Faith and Reason : The magic that links seeing and believing

Margaret Atkins writes this week about the role of the imagination in o ur knowledge of the everyday world: she is a student of philosophy and theology .
I spent a lot of time recently staring at brightly coloured pieces of wallpaper. It was a frustrating experience at first. I persevered only because of the irritating gurgles of delight around me from the successful starers: "It's amazing when you see it!" "Oh look! This one's a winged horse." Anyone who has been swept up in the craze to see Magic Eye pictures will understand.

Suddenly, the eye performed its magic. The flat blurred wallpaper snapped into three dimensions, revealing a sharply etched statue clad in the same wallpaper, which had itself acquired a new-found clarity. It was extraordinarily exhilarating. Then, as swiftly as it had appeared, the image slipped away.

Learning to see can be hard work. There is nothing unusual in the claim that religious and moral perception take time, and the right environment, to develop. The same is true of birdwatching. Where I see a bird of prey, the expert has caught the precise sweep of the wing that betrays a falcon. It is not that he sees the curve and then deduces that the bird is a kestrel. His trained eye sees it immediately as a kestrel.

To understand this we need to unthink a pervasive philosophical mistake. We do not perceive things in two stages, first receiving raw data, "sense impressions", and then making sense of them. It is only once we are trained that we actually notice the right things; and then we may automatically interpret them well. Consequently, we cannot erect a fence between our minds and our imaginations. A well-trained, responsive imagination helps us to think well. It focuses our minds in the right way.

That is why symbols matter. When commerce was changing the face of late medieval Europe, St Francis forbade his friars to touch money. One disobeyed; and Francis made him pick up the coin in his mouth and place it on a dungheap. A harsh gesture, but one of a dramatic genius with an instinctive sense of the power of symbol.

Contrast the symbolic role of money in our society: Andy Cole is less famous for his quicksilver goals than for his price-tag; while our national sport is the weekly lottery. When politicians express concern about the huge sums involved here, they too are recognising the power of symbols. The economic arguments are secondary. The primary question is this: do we want our children to live in an imaginative world dominated by dreams of unlimited cash?

Conversely, we may ask how we see a beggar. As an eyesore, marring our city streets? As a human being formed in the image of God? St Laurence was ordered to hand over the wealth of the Church to the authorities. He asked for a cart and piled on it a crowd of paupers. "Here," he told the official, "are the treasures of the Church."

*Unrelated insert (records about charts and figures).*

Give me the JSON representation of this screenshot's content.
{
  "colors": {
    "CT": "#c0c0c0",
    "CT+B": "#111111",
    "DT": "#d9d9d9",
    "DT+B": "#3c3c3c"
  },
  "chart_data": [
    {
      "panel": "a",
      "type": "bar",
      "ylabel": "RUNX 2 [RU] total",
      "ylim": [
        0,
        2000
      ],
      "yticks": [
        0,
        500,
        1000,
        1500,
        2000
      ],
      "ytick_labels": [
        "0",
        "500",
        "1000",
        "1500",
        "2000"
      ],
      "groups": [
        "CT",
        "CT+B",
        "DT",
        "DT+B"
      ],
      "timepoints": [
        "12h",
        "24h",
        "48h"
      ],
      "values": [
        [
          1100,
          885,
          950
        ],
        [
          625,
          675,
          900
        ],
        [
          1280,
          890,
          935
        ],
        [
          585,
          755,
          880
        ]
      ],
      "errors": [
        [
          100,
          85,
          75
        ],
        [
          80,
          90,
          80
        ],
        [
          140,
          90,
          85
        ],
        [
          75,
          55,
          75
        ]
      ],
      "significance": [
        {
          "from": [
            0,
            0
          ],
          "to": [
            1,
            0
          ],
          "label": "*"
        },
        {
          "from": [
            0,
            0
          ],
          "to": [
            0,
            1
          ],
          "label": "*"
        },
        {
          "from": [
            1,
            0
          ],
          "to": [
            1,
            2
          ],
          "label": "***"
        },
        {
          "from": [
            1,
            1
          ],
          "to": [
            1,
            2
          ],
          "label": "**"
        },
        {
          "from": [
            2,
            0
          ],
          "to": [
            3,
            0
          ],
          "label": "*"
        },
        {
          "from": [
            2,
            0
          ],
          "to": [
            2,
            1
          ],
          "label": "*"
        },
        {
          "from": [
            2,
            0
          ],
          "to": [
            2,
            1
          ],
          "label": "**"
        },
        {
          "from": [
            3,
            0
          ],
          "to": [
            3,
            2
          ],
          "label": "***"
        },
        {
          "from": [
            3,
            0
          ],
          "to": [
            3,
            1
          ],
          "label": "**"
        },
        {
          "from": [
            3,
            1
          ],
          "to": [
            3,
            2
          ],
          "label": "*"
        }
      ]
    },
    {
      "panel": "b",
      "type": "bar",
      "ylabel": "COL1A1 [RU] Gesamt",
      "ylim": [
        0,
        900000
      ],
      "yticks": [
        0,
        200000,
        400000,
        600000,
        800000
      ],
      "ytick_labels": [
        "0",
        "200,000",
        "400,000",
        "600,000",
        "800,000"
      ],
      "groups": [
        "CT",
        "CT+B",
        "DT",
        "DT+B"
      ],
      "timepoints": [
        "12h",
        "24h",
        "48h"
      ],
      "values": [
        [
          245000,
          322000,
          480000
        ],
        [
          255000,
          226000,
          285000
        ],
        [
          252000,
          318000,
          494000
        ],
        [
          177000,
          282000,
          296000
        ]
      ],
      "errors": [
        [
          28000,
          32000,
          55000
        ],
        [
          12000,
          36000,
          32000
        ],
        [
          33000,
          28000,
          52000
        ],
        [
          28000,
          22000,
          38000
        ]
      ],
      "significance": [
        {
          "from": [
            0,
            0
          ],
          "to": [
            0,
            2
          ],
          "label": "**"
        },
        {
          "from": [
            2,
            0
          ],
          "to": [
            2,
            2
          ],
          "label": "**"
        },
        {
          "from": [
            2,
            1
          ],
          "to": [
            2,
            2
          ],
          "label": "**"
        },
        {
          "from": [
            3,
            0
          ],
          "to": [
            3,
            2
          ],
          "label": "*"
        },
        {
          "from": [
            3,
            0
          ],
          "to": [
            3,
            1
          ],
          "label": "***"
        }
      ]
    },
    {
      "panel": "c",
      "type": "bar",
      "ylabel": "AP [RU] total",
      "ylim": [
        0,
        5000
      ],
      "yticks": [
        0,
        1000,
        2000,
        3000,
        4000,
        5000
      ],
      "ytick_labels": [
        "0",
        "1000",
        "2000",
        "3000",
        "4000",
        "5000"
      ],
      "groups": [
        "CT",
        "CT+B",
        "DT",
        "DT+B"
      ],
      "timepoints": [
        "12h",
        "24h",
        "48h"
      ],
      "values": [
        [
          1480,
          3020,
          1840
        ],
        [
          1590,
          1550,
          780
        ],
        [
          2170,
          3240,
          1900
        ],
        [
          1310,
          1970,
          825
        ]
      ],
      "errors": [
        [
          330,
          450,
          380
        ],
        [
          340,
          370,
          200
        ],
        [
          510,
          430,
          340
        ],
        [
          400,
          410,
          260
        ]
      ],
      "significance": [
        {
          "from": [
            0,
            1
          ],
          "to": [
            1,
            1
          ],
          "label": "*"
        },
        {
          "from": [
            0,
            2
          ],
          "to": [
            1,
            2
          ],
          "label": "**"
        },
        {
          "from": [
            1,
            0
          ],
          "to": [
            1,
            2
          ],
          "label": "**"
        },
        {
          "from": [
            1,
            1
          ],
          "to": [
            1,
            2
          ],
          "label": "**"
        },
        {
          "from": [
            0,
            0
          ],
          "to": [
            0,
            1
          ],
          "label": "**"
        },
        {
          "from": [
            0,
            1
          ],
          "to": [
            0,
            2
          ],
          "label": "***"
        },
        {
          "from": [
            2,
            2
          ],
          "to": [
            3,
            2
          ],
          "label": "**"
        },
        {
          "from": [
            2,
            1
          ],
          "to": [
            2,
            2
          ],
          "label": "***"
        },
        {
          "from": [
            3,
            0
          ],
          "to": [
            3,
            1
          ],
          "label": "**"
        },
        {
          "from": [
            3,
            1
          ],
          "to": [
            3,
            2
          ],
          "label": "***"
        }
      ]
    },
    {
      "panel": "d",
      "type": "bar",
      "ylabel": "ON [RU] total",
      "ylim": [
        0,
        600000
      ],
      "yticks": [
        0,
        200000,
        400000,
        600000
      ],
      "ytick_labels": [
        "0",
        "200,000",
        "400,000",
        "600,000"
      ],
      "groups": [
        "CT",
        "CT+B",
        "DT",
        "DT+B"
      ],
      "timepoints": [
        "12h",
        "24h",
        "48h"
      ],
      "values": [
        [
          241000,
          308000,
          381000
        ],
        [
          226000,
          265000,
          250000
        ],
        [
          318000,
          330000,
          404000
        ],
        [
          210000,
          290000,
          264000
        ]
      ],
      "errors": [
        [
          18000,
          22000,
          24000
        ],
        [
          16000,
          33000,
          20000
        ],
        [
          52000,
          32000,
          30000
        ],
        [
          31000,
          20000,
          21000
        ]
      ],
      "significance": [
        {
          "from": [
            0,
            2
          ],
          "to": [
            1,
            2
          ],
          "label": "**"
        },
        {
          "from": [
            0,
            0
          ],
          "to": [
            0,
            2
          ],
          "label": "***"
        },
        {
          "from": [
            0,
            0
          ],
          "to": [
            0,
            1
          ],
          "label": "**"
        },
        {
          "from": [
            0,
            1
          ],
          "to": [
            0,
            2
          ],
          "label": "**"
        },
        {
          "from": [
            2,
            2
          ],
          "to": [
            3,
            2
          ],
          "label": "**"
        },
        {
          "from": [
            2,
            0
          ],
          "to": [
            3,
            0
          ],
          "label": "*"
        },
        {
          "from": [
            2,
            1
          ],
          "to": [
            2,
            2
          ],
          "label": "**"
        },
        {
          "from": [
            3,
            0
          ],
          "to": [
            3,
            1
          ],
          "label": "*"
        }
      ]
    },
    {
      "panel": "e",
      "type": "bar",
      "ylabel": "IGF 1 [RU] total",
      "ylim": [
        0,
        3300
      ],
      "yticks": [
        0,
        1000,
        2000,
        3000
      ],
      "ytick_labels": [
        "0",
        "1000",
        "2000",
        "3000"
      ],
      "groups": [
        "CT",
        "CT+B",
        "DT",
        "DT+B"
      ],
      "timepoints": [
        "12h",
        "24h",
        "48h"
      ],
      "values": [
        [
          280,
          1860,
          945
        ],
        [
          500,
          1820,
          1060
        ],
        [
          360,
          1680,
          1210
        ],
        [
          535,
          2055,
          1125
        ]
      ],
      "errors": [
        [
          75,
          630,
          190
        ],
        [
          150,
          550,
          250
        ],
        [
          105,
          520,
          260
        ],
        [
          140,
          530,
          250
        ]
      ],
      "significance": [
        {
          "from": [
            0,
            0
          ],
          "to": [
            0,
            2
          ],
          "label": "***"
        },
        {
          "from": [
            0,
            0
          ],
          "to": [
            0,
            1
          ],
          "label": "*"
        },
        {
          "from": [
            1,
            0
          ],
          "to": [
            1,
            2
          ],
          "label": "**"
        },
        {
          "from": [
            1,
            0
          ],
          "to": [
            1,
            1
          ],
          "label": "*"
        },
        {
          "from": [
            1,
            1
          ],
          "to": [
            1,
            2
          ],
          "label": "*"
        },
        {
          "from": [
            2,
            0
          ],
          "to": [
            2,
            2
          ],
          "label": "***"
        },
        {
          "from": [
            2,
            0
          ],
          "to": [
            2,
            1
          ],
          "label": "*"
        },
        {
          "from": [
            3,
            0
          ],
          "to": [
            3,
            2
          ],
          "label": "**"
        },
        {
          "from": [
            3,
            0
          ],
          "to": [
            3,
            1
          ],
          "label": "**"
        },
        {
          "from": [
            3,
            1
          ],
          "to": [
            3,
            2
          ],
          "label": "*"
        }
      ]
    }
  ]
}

Laurence was executed for his pains, roasted, the story goes, on a gridiron. The power of the symbol reasserted itself. The instruments of the martyrs' torments became the insignia of their victory, just as the cross, the grim tool of crucifixion, becamethe "unique hope", of the ancient hymn. And thus a different imaginative world took shape, a world where different facts were noticed, different connections were made, and new thoughts became thinkable.

Here is the deepest error of those who advocate a society of plural values. Communities with sharply differing beliefs, even sharply differing practices, can peacefully coexist. But it is hard to protect the imaginations of our communities; for they are steeped in our experience of common, public life. The shared imaginative world of the pluralist society, however, belongs to no one: to the atheist no more than to the Christian or Muslim. It is a void dotted with flotsam and jetsam, floatin g fragments wrenched from the contexts that gave them meaning. Like all voids it is receptive; and it is readily filled by the seductive icons of avarice: the lottery, the tax-cut, the advertisement.

In such a society, some things are particularly hard to see. Bare beliefs and naked arguments are an important element of our religious and moral learning. But to support our rational minds we need also to nurture our imaginations. We tend to worry over much about the censor's problem: which images should be banned? Consequently, we neglect the question of the artist or poet: which images do we need to nourish us? In answering that, we might relearn the peculiar mixture of concentration and relaxation that contemplative attention requires (as does the Magic Eye). We might learn once more to focus on the blurred wallpaper of our society and allow its hidden images to emerge, the sharp and solid images of a world with another dimension, a world invested with spiritual as well as material meaning.